When running rclone to sync multi-GB data between high performance file systems in Linux (Lustre / GPFS) it seems to only use 32k read/write sizes (verified with strace). Can this be changed (either via parameter or source) to use something much larger (like 1MiB)? I had tried --buffer-size and it doesn't seem to effect the read/write size. I'm not sure this is really a primary use case for rclone, but the tool is generally desirable for what we are doing (users moving large data sets).
Run the command 'rclone version' and share the full output of the command.
Using the rclone rpm in RedHat 8.4.
rclone v1.55.1-DEV
os/type: linux
os/arch: amd64
go/version: go1.14.12
go/linking: dynamic
go/tags: none
Which cloud storage system are you using? (eg Google Drive)
Local storage (GPFS / Lustre)
The command you were trying to run (eg rclone copy /tmp remote:tmp)
I built the latest version and it did help some.

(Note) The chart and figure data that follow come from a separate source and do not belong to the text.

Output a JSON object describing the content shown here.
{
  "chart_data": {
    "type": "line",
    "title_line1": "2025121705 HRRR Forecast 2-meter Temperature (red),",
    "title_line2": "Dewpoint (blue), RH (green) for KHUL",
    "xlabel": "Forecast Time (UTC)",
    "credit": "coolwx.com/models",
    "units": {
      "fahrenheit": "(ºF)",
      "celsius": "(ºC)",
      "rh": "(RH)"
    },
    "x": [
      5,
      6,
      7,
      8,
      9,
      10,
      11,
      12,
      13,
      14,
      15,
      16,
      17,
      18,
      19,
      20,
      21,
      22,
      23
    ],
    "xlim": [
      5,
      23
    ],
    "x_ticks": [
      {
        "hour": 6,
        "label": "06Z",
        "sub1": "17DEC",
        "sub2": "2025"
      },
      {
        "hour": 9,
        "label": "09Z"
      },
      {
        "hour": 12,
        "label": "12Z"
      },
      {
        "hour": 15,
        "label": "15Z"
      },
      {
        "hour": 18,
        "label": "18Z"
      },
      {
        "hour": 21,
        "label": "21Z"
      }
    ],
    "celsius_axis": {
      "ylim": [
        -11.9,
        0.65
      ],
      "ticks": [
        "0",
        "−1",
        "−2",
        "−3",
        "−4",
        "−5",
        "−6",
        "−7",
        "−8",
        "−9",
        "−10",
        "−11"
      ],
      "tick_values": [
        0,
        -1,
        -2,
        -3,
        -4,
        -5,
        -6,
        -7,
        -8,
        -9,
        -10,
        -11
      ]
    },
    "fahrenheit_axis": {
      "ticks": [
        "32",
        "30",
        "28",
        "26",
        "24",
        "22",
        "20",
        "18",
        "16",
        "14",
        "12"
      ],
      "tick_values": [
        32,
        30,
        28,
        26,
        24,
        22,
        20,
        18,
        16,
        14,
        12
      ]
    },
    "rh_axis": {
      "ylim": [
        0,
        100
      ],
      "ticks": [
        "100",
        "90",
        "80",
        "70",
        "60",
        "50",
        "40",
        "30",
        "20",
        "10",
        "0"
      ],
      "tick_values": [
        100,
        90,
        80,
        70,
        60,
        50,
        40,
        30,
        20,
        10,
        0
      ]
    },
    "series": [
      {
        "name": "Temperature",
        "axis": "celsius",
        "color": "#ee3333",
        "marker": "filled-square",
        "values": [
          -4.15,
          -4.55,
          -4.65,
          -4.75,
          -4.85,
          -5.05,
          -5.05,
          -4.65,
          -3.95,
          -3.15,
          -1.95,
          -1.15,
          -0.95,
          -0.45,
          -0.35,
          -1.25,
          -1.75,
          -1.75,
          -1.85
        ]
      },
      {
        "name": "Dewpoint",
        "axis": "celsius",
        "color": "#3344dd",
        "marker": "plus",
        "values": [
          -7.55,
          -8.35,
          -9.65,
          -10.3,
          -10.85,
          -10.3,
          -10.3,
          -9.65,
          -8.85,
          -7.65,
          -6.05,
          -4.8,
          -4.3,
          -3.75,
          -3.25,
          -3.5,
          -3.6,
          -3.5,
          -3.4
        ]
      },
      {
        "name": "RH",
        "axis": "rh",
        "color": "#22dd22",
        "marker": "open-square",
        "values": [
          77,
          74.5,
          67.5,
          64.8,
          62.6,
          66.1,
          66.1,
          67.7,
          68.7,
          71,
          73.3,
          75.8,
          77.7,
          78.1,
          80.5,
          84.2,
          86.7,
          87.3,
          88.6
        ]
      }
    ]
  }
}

I actually didn't realize there was a post copy checksum and disabling that was a significant improvement. I also dropped multi-threaded transfers in favor of just increasing --transfers to have more file level parallelism. Thanks!
The test / example data set is 51 directories, 3970 files, and 80GiB in size. The test system has about 1.2 GiB/s of throughput available that I want to keep full since we have several PB to move.
A simple "cp -rp" takes ~4m and an rsync is ~5.5m. Rclone is substantially faster due to parallelism at ~1.3m. I use these arguements:
Using 8 transfers / checkers and ignore-checksum (to prevent the post-copy verify, which for a local copy shouldn't be necessary I'm assuming) seem required to hit a stable 1.2BiG/s. A few samples seem to show the buffer around 64M or more helps a small amount.
We will need to be able to resync data sets as we do an initial sync and then periodically update until we have a window to switch to the new area so it's important that we don't unnecessarily recopy data. One quirk I have seen is that some files seem to trigger a checksum even though the file is unchanged:
I'm not sure why this occurs. It may have something to do with differing storage technologies on the source and destination. Even if I add "--modify-window 1s" it still sometimes does the seemingly unnecessary read / checksum (not sure if it's doing that to the source or destination).
My thought is I can use rclone to do the bulk transfers and then use a final rsync to sync up permissions, acls, etc.
Are you using Glusterfs? That is renown for slightly variable modification times.
I don't think it should be doing that. I couldn't repro it myself (using touch to change age of file) can you come up with a simple repro I can try?
Sounds perfect.
Note that with rclone v1.59 you can use the -M flag which will sync permissions but it doesn't know anything about ACLs so rsync might be your best choice there.